Diffusion tensor imaging—TBSS
Significant FA reductions (Fig. 3) at a conservative statistical threshold (p < 0.05 corrected for multiple comparisons) could be demonstrated only in the optic radiation; these were driven by RD increases (Suppl. Fig. 1). PD and MD did not demonstrate significant differences between NMOSD patients and controls at conservative statistical thresholds (Suppl. Fig. 1). Also, at lower statistical thresholds, other regions demonstrate FA reductions (with associated RD and MD increases), e.g. corticospinal tract, splenium, corpus callosum genu, corpus callosum body, cerebellum and brainstem (Fig. 3). However, no association with EDSS or disease duration could be demonstrated (data not shown).
GM and WM VBM results at p < 0.05 and p < 0.01 uncorrected, and p < 0.05 corrected for multiple comparisons. At exploratory statistical threshold different GM and WM regions show significant GW and WM volume decrease in NMOSD patients. After correction for multiple comparisons no significant differences remained
TBSS FA differences at p < 0.05 uncorrected and p < 0.01 uncorrected, and p < 0.05 fwe corrected for multiple comparisons. Red-Yellow = reduction in patients / Blue-Light blue = increase in patients. For visualization purposes, significant skeleton tracts are thickened (tbss_fill script of fsl)
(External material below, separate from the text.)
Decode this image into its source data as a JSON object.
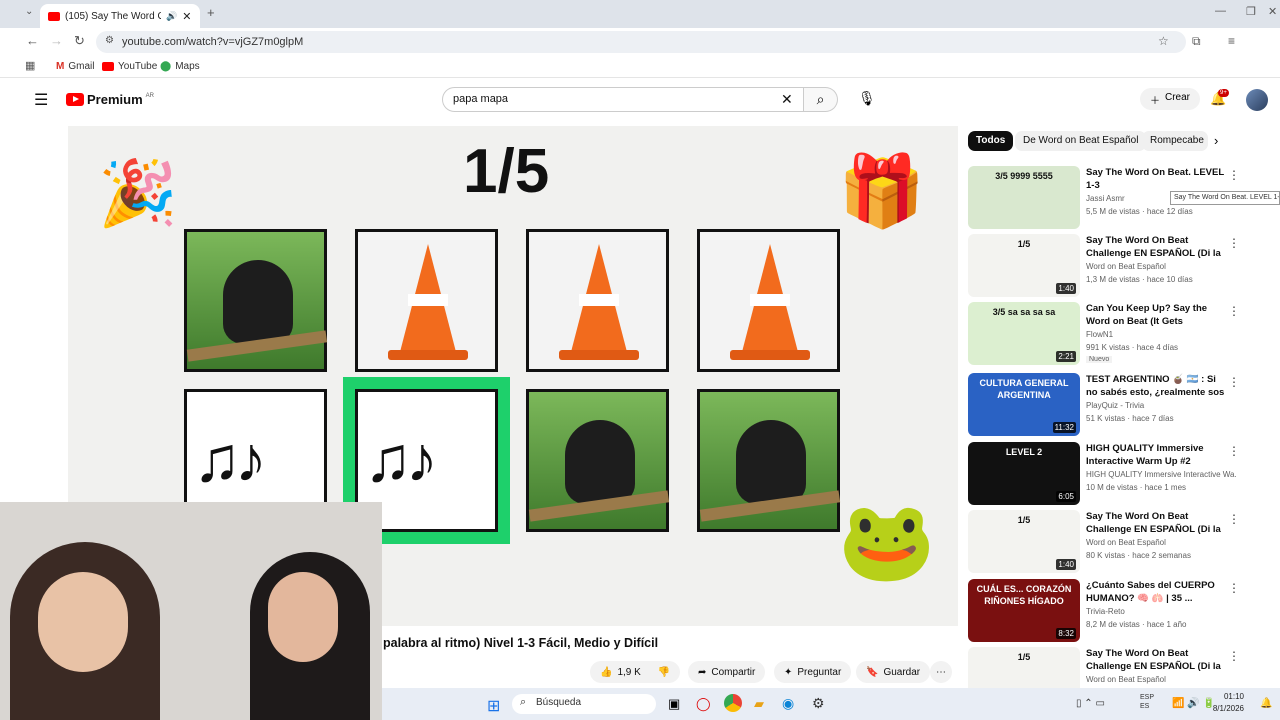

Diffusion tensor imaging - TBSS-JHU atlas
In the additional ROI approach with a combined TBSS-JHU atlas mask analysis, significant FA reductions were found exclusively in regions of the occipital lobe (Suppl. Table 2). All of these regions are part of (posterior thalamic radiation p < 0.001, 6.9 % difference), in the immediate vicinity (sagittal stratum p < 0.003, 5.6 % difference; tapetum p < 0.019 , 7.1 % difference) or functionally directly connected (splenium p < 0.039, 2.6 % difference) to the visual system. Note that the cerebral peduncle as part of the cortical spinal tract just misses statistical significance (p value = 0.052, 1.4 % difference).
Association of RNFL and FA in the optic radiation
Mean RNFL values (overall, nasal and temporal quadrants) were significantly different (p < 0.001) between NMOSD patients (mean ± sd = 74.6 ± 17.0 mm) and controls (mean ± sd = 98.3 ± 6.9 mm). The GEE analysis showed a significant association (p = 0.038) between RNFL and FA values in the optic radiation with lower RNFL values reflecting reduced FA in the optic radiation.
Discussion
Our study investigated if occult brain parenchymal damage in NMOSD patients can be detected using a multiparametric MRI approach. In the past decade, especially with identification of anti-AQP4 antibodies, the understanding of NMOSD has dramatically changed [1]. However, prevalence and pathogenesis of brain involvement in NMOSD (in addition to the hallmark symptoms ON and LETM) is still a matter of debate. Nonspecific white matter abnormalities are found in a relatively high percentage (30–80 %) of NMOSD patients [1, 33]. Also in our cohort, the majority of patients (17/21) had smaller unspecific white matter lesions. This relatively high percentage can be explained with the greater sensitivity of lesion detection in the 3D high-resolution (1 mm isotropic) T2 and FLAIR sequences that were used in our protocol. This is also reflected by the high percentage (14/21) of control subjects with white matter lesions. Nonetheless, T2 lesion volume was higher in NMOSD patients and further studies with high-resolution T2 imaging and other techniques (e.g. susceptibility weighted imaging) to characterize these lesions are warranted.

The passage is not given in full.